SAN DIEGO (AP) - Calling all superheroes, zombies, space aliens, comic-book lovers and kids of all ages: Comic-Con is here.
The pop-culture convention, which annually draws thousands of costumed fans to San Diego, began Thursday, but the die-hards (and those with weekend-long passes) were getting a peek at the colorful convention floor on Wednesday night.
The line for badges to access the festival was already wrapped around the San Diego Convention Center by Wednesday afternoon.
Upon receiving their passes, conventioneers perused a 192-page event guide and toted oversized loot bags emblazoned with “The Justice League” as they milled about the streets of downtown San Diego in anticipation of the festival’s opening.
Gigantic movie ads wrapped nearby hotels: the Hard Rock was covered with “Spider-Man” symbols and the Hilton touted “Cowboys & Aliens.”
Hundreds of exhibitors and more than 130,000 guests are expected to pack the Convention Center for the sold-out, four-day event.
“The people who go through those doors, most of them are film fans and fans of pop culture, be it video games or movies or television shows, T-shirts or comic books, it’s all part of this big cultural stew,” says filmmaker Jon Favreau, who will premiere his latest flick, “Cowboys & Aliens,” at Comic-Con. “These are people who normally interact with one another through the Internet … Then when you finally open it up to meeting in person, it just concentrates that experience.”

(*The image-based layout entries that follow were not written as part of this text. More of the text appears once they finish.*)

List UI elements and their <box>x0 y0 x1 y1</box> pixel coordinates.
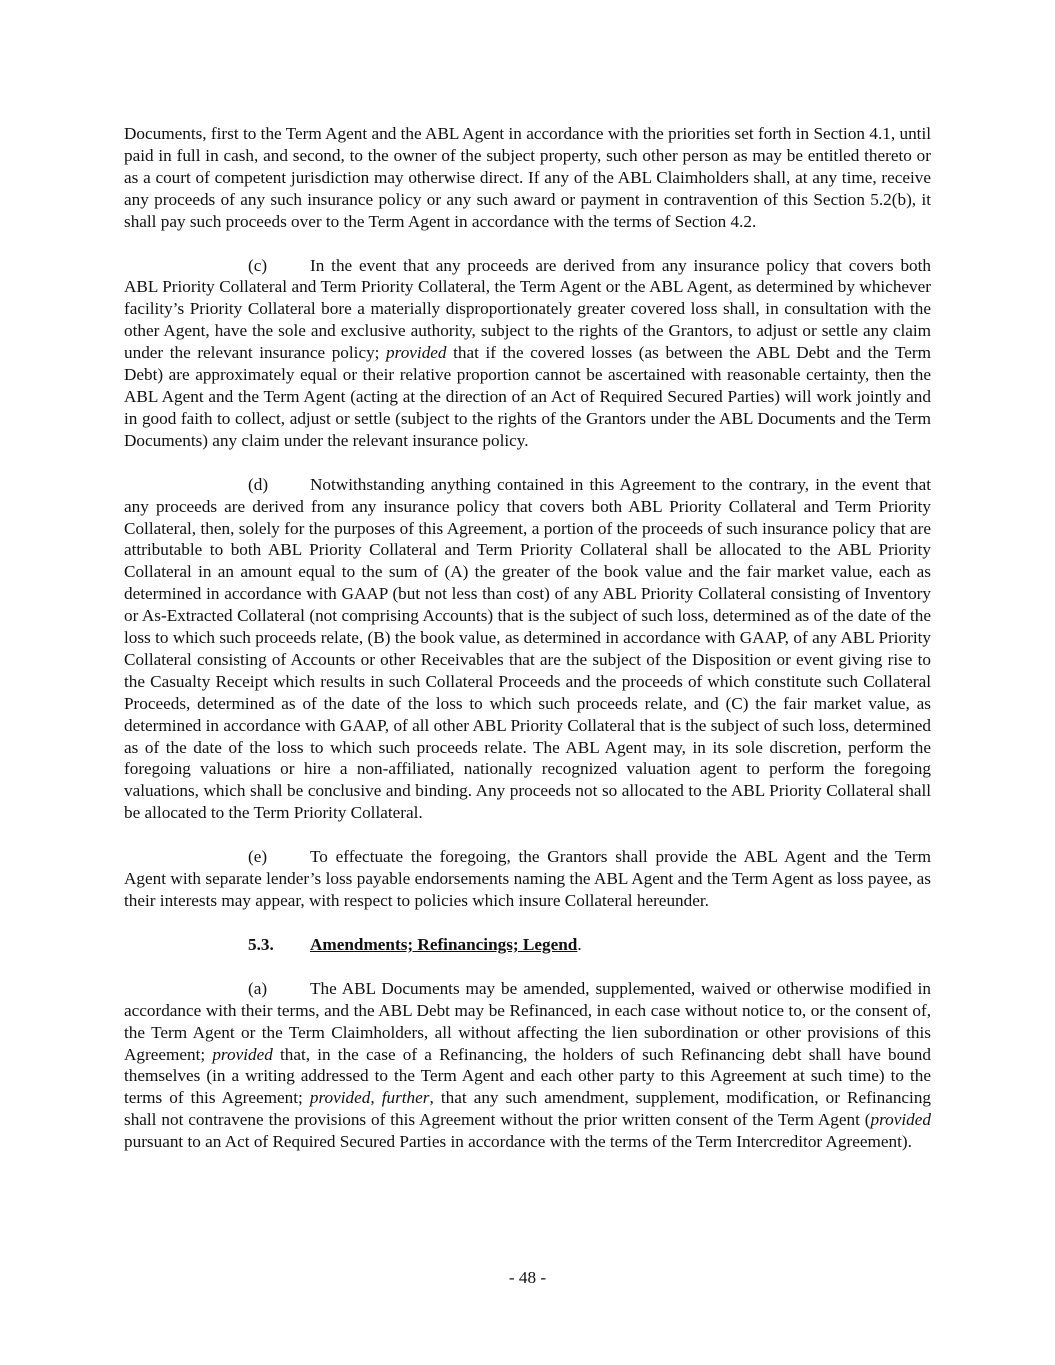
paragraph-label: (c) <box>248 255 268 275</box>
paragraph-label: (d) <box>248 474 269 494</box>
paragraph-e <box>124 846 931 912</box>
document-page <box>124 123 931 1175</box>
paragraph-text: Documents, first to the Term Agent and the ABL Agent in accordance with the priorities set forth in Section 4.1, until paid in full in cash, and second, to the owner of the subject property, such other person as may be entitled thereto or as a court of competent jurisdiction may otherwise direct. If any of the ABL Claimholders shall, at any time, receive any proceeds of any such insurance policy or any such award or payment in contravention of this Section 5.2(b), it shall pay such proceeds over to the Term Agent in accordance with the terms of Section 4.2. <box>124 124 931 231</box>
section-heading <box>124 934 931 956</box>
paragraph-label: (a) <box>248 978 268 998</box>
paragraph-c <box>124 255 931 452</box>
italic-term: provided, further <box>309 1088 430 1108</box>
section-number: 5.3. <box>248 934 274 954</box>
paragraph-text: , that any such amendment, supplement, modification, or Refinancing shall not contravene the provisions of this Agreement without the prior written consent of the Term Agent ( <box>124 1088 932 1130</box>
italic-term: provided <box>212 1044 273 1064</box>
paragraph-text: In the event that any proceeds are derived from any insurance policy that covers both ABL Priority Collateral and Term Priority Collateral, the Term Agent or the ABL Agent, as determined by whichever facility’s Priority Collateral bore a materially disproportionately greater covered loss shall, in consultation with the other Agent, have the sole and exclusive authority, subject to the rights of the Grantors, to adjust or settle any claim under the relevant insurance policy; <box>124 255 931 363</box>
paragraph-text: that if the covered losses (as between the ABL Debt and the Term Debt) are approximately equal or their relative proportion cannot be ascertained with reasonable certainty, then the ABL Agent and the Term Agent (acting at the direction of an Act of Required Secured Parties) will work jointly and in good faith to collect, adjust or settle (subject to the rights of the Grantors under the ABL Documents and the Term Documents) any claim under the relevant insurance policy. <box>124 343 931 450</box>
paragraph-text: Notwithstanding anything contained in this Agreement to the contrary, in the event that any proceeds are derived from any insurance policy that covers both ABL Priority Collateral and Term Priority Collateral, then, solely for the purposes of this Agreement, a portion of the proceeds of such insurance policy that are attributable to both ABL Priority Collateral and Term Priority Collateral shall be allocated to the ABL Priority Collateral in an amount equal to the sum of (A) the greater of the book value and the fair market value, each as determined in accordance with GAAP (but not less than cost) of any ABL Priority Collateral consisting of Inventory or As-Extracted Collateral (not comprising Accounts) that is the subject of such loss, determined as of the date of the loss to which such proceeds relate, (B) the book value, as determined in accordance with GAAP, of any ABL Priority Collateral consisting of Accounts or other Receivables that are the subject of the Disposition or event giving rise to the Casualty Receipt which results in such Collateral Proceeds and the proceeds of which constitute such Collateral Proceeds, determined as of the date of the loss to which such proceeds relate, and (C) the fair market value, as determined in accordance with GAAP, of all other ABL Priority Collateral that is the subject of such loss, determined as of the date of the loss to which such proceeds relate. The ABL Agent may, in its sole discretion, perform the foregoing valuations or hire a non-affiliated, nationally recognized valuation agent to perform the foregoing valuations, which shall be conclusive and binding. Any proceeds not so allocated to the ABL Priority Collateral shall be allocated to the Term Priority Collateral. <box>124 474 931 823</box>
section-title-period: . <box>577 934 582 954</box>
section-title: Amendments; Refinancings; Legend <box>310 934 578 954</box>
paragraph-text: To effectuate the foregoing, the Grantors shall provide the ABL Agent and the Term Agent with separate lender’s loss payable endorsements naming the ABL Agent and the Term Agent as loss payee, as their interests may appear, with respect to policies which insure Collateral hereunder. <box>124 847 931 910</box>
paragraph-text: The ABL Documents may be amended, supplemented, waived or otherwise modified in accordance with their terms, and the ABL Debt may be Refinanced, in each case without notice to, or the consent of, the Term Agent or the Term Claimholders, all without affecting the lien subordination or other provisions of this Agreement; <box>124 978 931 1064</box>
paragraph-text: that, in the case of a Refinancing, the holders of such Refinancing debt shall have bound themselves (in a writing addressed to the Term Agent and each other party to this Agreement at such time) to the terms of this Agreement; <box>124 1044 931 1108</box>
paragraph-b-continued <box>124 123 931 233</box>
italic-term: provided <box>386 343 447 363</box>
paragraph-label: (e) <box>248 847 268 867</box>
page-number: - 48 - <box>508 1268 547 1287</box>
paragraph-d <box>124 474 931 825</box>
paragraph-text: pursuant to an Act of Required Secured Parties in accordance with the terms of the Term Intercreditor Agreement). <box>124 1132 912 1152</box>
paragraph-a <box>124 978 931 1153</box>
italic-term: provided <box>870 1110 931 1130</box>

At the Mattel booth, where fans clamored for collectibles including a “Back to the Future” toy DeLorean, marketing manager Scott Neitlich _ as 12-year Comic-Con veteran _ talked about the excitement of the convention.
“It’s a place where we can be ourselves and be excited about the properties and characters we love so much, and you’re surrounded by people who are just as passionate as you are,” he said. “Otherwise, we have our basements.”

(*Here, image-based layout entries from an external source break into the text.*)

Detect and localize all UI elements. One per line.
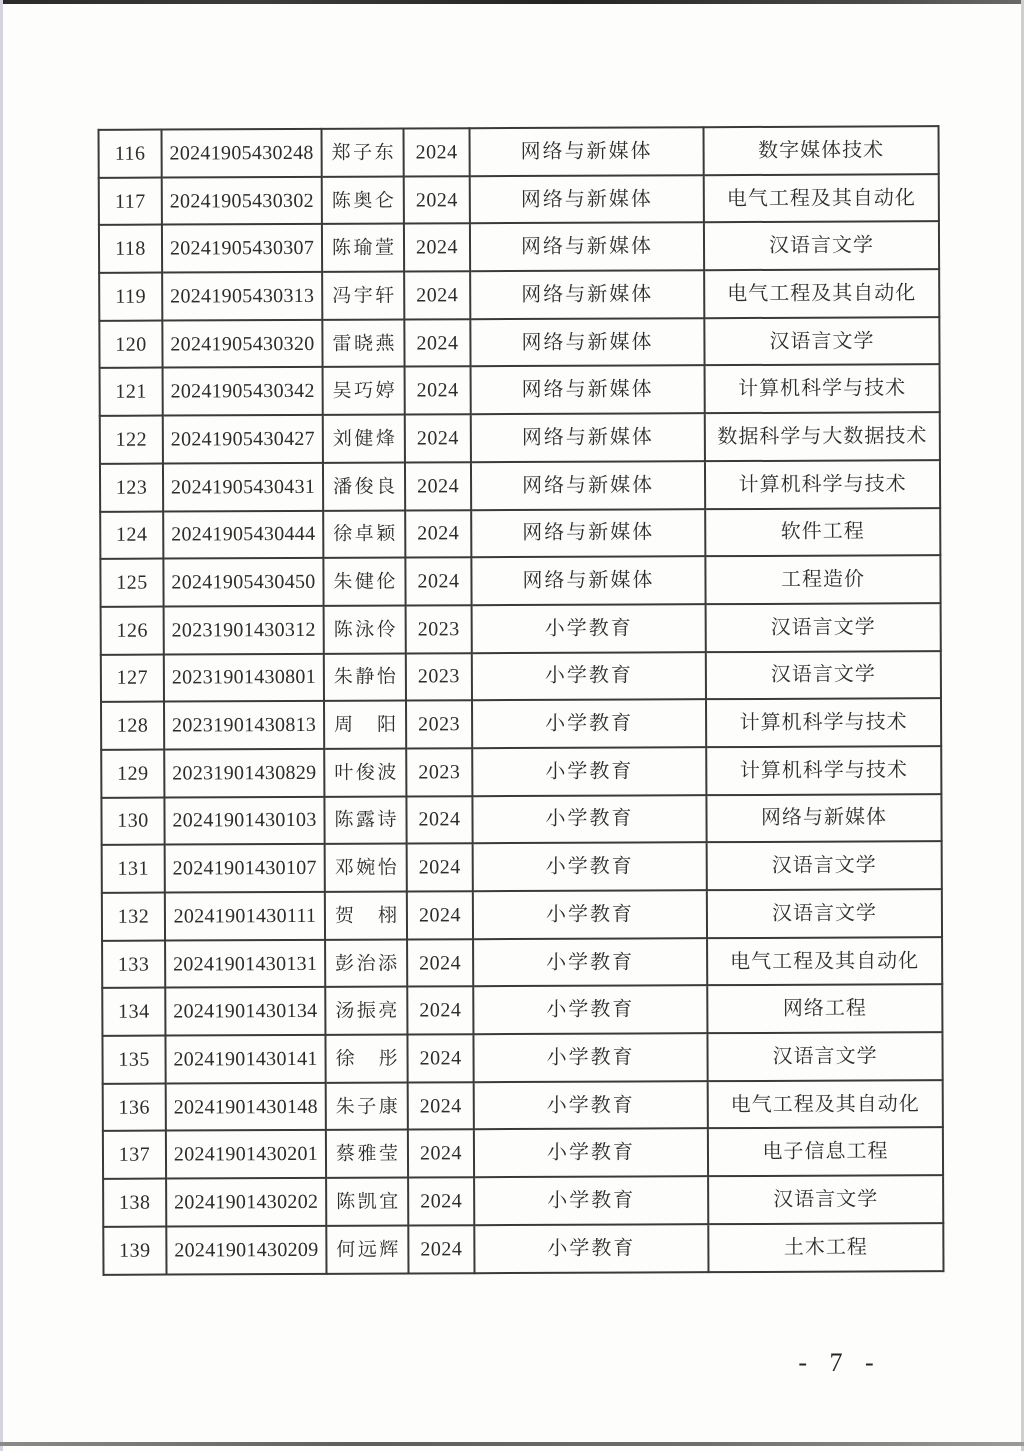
records-body [99, 126, 944, 1274]
cell-grade-year: 2023 [406, 605, 472, 653]
cell-target-major: 工程造价 [705, 555, 940, 604]
cell-student-name: 汤振亮 [325, 987, 407, 1035]
cell-grade-year: 2023 [406, 748, 472, 796]
table-row [102, 937, 942, 988]
cell-target-major: 汉语言文学 [707, 1032, 942, 1081]
cell-student-name: 贺栩 [325, 891, 407, 939]
cell-student-name: 朱健伦 [323, 558, 405, 606]
cell-grade-year: 2024 [408, 1225, 474, 1273]
cell-student-name: 朱静怡 [324, 653, 406, 701]
cell-student-id: 20241905430342 [163, 367, 323, 415]
scan-edge-bottom [0, 1442, 1024, 1446]
cell-grade-year: 2024 [408, 1177, 474, 1225]
cell-current-major: 小学教育 [474, 1224, 708, 1273]
cell-student-id: 20241901430202 [166, 1178, 326, 1226]
cell-student-id: 20241901430103 [164, 796, 324, 844]
table-row [100, 412, 940, 463]
cell-student-id: 20241905430248 [162, 129, 322, 177]
cell-current-major: 网络与新媒体 [470, 270, 704, 319]
cell-target-major: 计算机科学与技术 [706, 698, 941, 747]
cell-target-major: 计算机科学与技术 [705, 460, 940, 509]
cell-grade-year: 2024 [405, 367, 471, 415]
cell-target-major: 汉语言文学 [706, 651, 941, 700]
cell-row-number: 124 [100, 511, 163, 559]
cell-current-major: 网络与新媒体 [470, 318, 704, 367]
cell-grade-year: 2023 [406, 653, 472, 701]
cell-student-id: 20241901430134 [165, 987, 325, 1035]
cell-student-name: 朱子康 [326, 1082, 408, 1130]
cell-row-number: 132 [102, 893, 165, 941]
cell-student-id: 20241905430320 [162, 320, 322, 368]
table-row [103, 1175, 943, 1226]
table-row [101, 603, 941, 654]
cell-target-major: 土木工程 [708, 1223, 943, 1272]
cell-row-number: 121 [100, 368, 163, 416]
table-row [103, 1128, 943, 1179]
cell-student-name: 冯宇轩 [322, 272, 404, 320]
table-row [101, 651, 941, 702]
table-row [99, 174, 939, 225]
cell-row-number: 118 [99, 225, 162, 273]
scan-edge-left [0, 0, 3, 1451]
cell-target-major: 汉语言文学 [707, 889, 942, 938]
cell-student-name: 陈瑜萱 [322, 224, 404, 272]
table-row [100, 460, 940, 511]
cell-current-major: 网络与新媒体 [471, 366, 705, 415]
cell-student-id: 20241905430313 [162, 272, 322, 320]
cell-current-major: 小学教育 [474, 1176, 708, 1225]
cell-row-number: 133 [102, 940, 165, 988]
cell-target-major: 计算机科学与技术 [705, 365, 940, 414]
cell-current-major: 网络与新媒体 [470, 127, 704, 176]
cell-row-number: 129 [101, 749, 164, 797]
table-row [103, 1080, 943, 1131]
cell-grade-year: 2024 [408, 1082, 474, 1130]
cell-row-number: 134 [102, 988, 165, 1036]
cell-target-major: 汉语言文学 [704, 317, 939, 366]
cell-student-name: 陈奥仑 [322, 176, 404, 224]
cell-row-number: 139 [103, 1226, 166, 1274]
cell-current-major: 小学教育 [473, 890, 707, 939]
cell-target-major: 数据科学与大数据技术 [705, 412, 940, 461]
cell-current-major: 网络与新媒体 [470, 175, 704, 224]
cell-grade-year: 2024 [406, 796, 472, 844]
cell-student-id: 20231901430801 [164, 653, 324, 701]
cell-student-name: 陈泳伶 [324, 605, 406, 653]
cell-row-number: 131 [102, 845, 165, 893]
cell-student-id: 20241901430141 [165, 1035, 325, 1083]
cell-current-major: 小学教育 [473, 986, 707, 1035]
cell-current-major: 小学教育 [473, 1033, 707, 1082]
cell-student-id: 20241905430307 [162, 224, 322, 272]
cell-student-name: 徐彤 [325, 1035, 407, 1083]
cell-grade-year: 2024 [407, 891, 473, 939]
cell-student-name: 徐卓颖 [323, 510, 405, 558]
table-row [102, 889, 942, 940]
cell-target-major: 网络工程 [707, 985, 942, 1034]
cell-row-number: 135 [102, 1036, 165, 1084]
cell-target-major: 电气工程及其自动化 [707, 937, 942, 986]
cell-student-name: 周阳 [324, 701, 406, 749]
table-row [99, 269, 939, 320]
cell-student-name: 潘俊良 [323, 462, 405, 510]
cell-grade-year: 2024 [407, 1034, 473, 1082]
table-row [99, 126, 939, 177]
cell-row-number: 136 [103, 1083, 166, 1131]
scan-edge-top [0, 0, 1024, 4]
cell-student-name: 郑子东 [322, 129, 404, 177]
cell-student-id: 20231901430813 [164, 701, 324, 749]
cell-target-major: 软件工程 [705, 508, 940, 557]
cell-target-major: 电子信息工程 [708, 1128, 943, 1177]
cell-student-id: 20241905430302 [162, 177, 322, 225]
student-transfer-table-wrap [98, 125, 943, 1275]
table-row [100, 555, 940, 606]
cell-target-major: 汉语言文学 [707, 841, 942, 890]
cell-target-major: 电气工程及其自动化 [704, 269, 939, 318]
cell-student-name: 吴巧婷 [323, 367, 405, 415]
cell-student-id: 20241901430201 [166, 1130, 326, 1178]
cell-current-major: 网络与新媒体 [471, 556, 705, 605]
cell-row-number: 130 [101, 797, 164, 845]
cell-student-id: 20241901430131 [165, 940, 325, 988]
cell-row-number: 117 [99, 177, 162, 225]
cell-current-major: 小学教育 [472, 699, 706, 748]
cell-grade-year: 2024 [404, 319, 470, 367]
cell-current-major: 小学教育 [472, 652, 706, 701]
cell-grade-year: 2024 [405, 510, 471, 558]
cell-student-id: 20231901430312 [164, 606, 324, 654]
cell-student-name: 蔡雅莹 [326, 1130, 408, 1178]
table-row [99, 222, 939, 273]
table-row [102, 1032, 942, 1083]
cell-student-name: 雷晓燕 [322, 319, 404, 367]
cell-student-name: 何远辉 [326, 1225, 408, 1273]
cell-grade-year: 2024 [404, 176, 470, 224]
cell-grade-year: 2024 [408, 1130, 474, 1178]
cell-current-major: 小学教育 [473, 938, 707, 987]
cell-current-major: 网络与新媒体 [470, 223, 704, 272]
cell-target-major: 网络与新媒体 [706, 794, 941, 843]
table-row [101, 794, 941, 845]
cell-current-major: 小学教育 [474, 1129, 708, 1178]
table-row [102, 841, 942, 892]
cell-target-major: 电气工程及其自动化 [704, 174, 939, 223]
cell-row-number: 128 [101, 702, 164, 750]
cell-row-number: 126 [101, 606, 164, 654]
table-row [99, 317, 939, 368]
table-row [103, 1223, 943, 1274]
cell-current-major: 小学教育 [472, 795, 706, 844]
cell-student-id: 20241905430444 [163, 510, 323, 558]
cell-student-id: 20241905430431 [163, 463, 323, 511]
cell-grade-year: 2024 [407, 939, 473, 987]
cell-grade-year: 2024 [405, 462, 471, 510]
cell-row-number: 123 [100, 463, 163, 511]
cell-grade-year: 2024 [407, 844, 473, 892]
cell-current-major: 网络与新媒体 [471, 509, 705, 558]
cell-student-id: 20241901430107 [165, 844, 325, 892]
cell-target-major: 汉语言文学 [706, 603, 941, 652]
cell-grade-year: 2023 [406, 700, 472, 748]
cell-current-major: 小学教育 [472, 747, 706, 796]
cell-current-major: 小学教育 [472, 604, 706, 653]
cell-current-major: 网络与新媒体 [471, 413, 705, 462]
cell-student-id: 20231901430829 [164, 749, 324, 797]
cell-student-name: 陈凯宜 [326, 1178, 408, 1226]
cell-student-id: 20241901430111 [165, 892, 325, 940]
cell-row-number: 122 [100, 416, 163, 464]
cell-student-name: 陈露诗 [324, 796, 406, 844]
cell-row-number: 120 [99, 320, 162, 368]
cell-row-number: 137 [103, 1131, 166, 1179]
cell-target-major: 计算机科学与技术 [706, 746, 941, 795]
cell-student-name: 彭治添 [325, 939, 407, 987]
cell-row-number: 116 [99, 130, 162, 178]
page-number: - 7 - [798, 1348, 882, 1377]
cell-student-name: 叶俊波 [324, 748, 406, 796]
cell-student-id: 20241905430450 [163, 558, 323, 606]
cell-target-major: 电气工程及其自动化 [708, 1080, 943, 1129]
cell-row-number: 125 [100, 559, 163, 607]
cell-target-major: 汉语言文学 [704, 222, 939, 271]
student-transfer-table [98, 125, 945, 1275]
cell-grade-year: 2024 [405, 414, 471, 462]
cell-current-major: 小学教育 [473, 842, 707, 891]
cell-grade-year: 2024 [404, 224, 470, 272]
table-row [100, 508, 940, 559]
cell-row-number: 127 [101, 654, 164, 702]
cell-target-major: 数字媒体技术 [704, 126, 939, 175]
cell-grade-year: 2024 [404, 128, 470, 176]
cell-current-major: 小学教育 [474, 1081, 708, 1130]
cell-student-id: 20241901430209 [166, 1226, 326, 1274]
cell-row-number: 138 [103, 1179, 166, 1227]
cell-grade-year: 2024 [404, 271, 470, 319]
cell-student-id: 20241901430148 [166, 1083, 326, 1131]
table-row [100, 365, 940, 416]
cell-current-major: 网络与新媒体 [471, 461, 705, 510]
cell-target-major: 汉语言文学 [708, 1175, 943, 1224]
cell-student-name: 刘健烽 [323, 415, 405, 463]
cell-grade-year: 2024 [405, 557, 471, 605]
table-row [101, 698, 941, 749]
cell-student-name: 邓婉怡 [325, 844, 407, 892]
table-row [102, 985, 942, 1036]
cell-student-id: 20241905430427 [163, 415, 323, 463]
table-row [101, 746, 941, 797]
cell-row-number: 119 [99, 273, 162, 321]
cell-grade-year: 2024 [407, 987, 473, 1035]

Dylan Hishmeh, a 19-year-old from Santee, Calif., was excited to attend his eighth Comic-Con, where he proudly scored an exclusive “Gears of War 3” collectible game.
“It was one of 100,” he said, adding that the game won’t be released until September.
He said he was also excited to see Kevin Smith and to share his love of movies, video games and graphic design with other conventioneers.
“It’s a nice environment to be with people who are into the same things you are,” he said. “It’s easy to get to know people.”
Making friends with like-minded folks is one of the great perks of Comic-Con, said Derryl DePriest, a 35-year festival veteran who now works for Hasbro.
“I’ve seen it go from an event based on comic books to a celebration of pop culture,” he said. “The (toys) we make are fantastic, but it’s the camaraderie built around them that makes it special.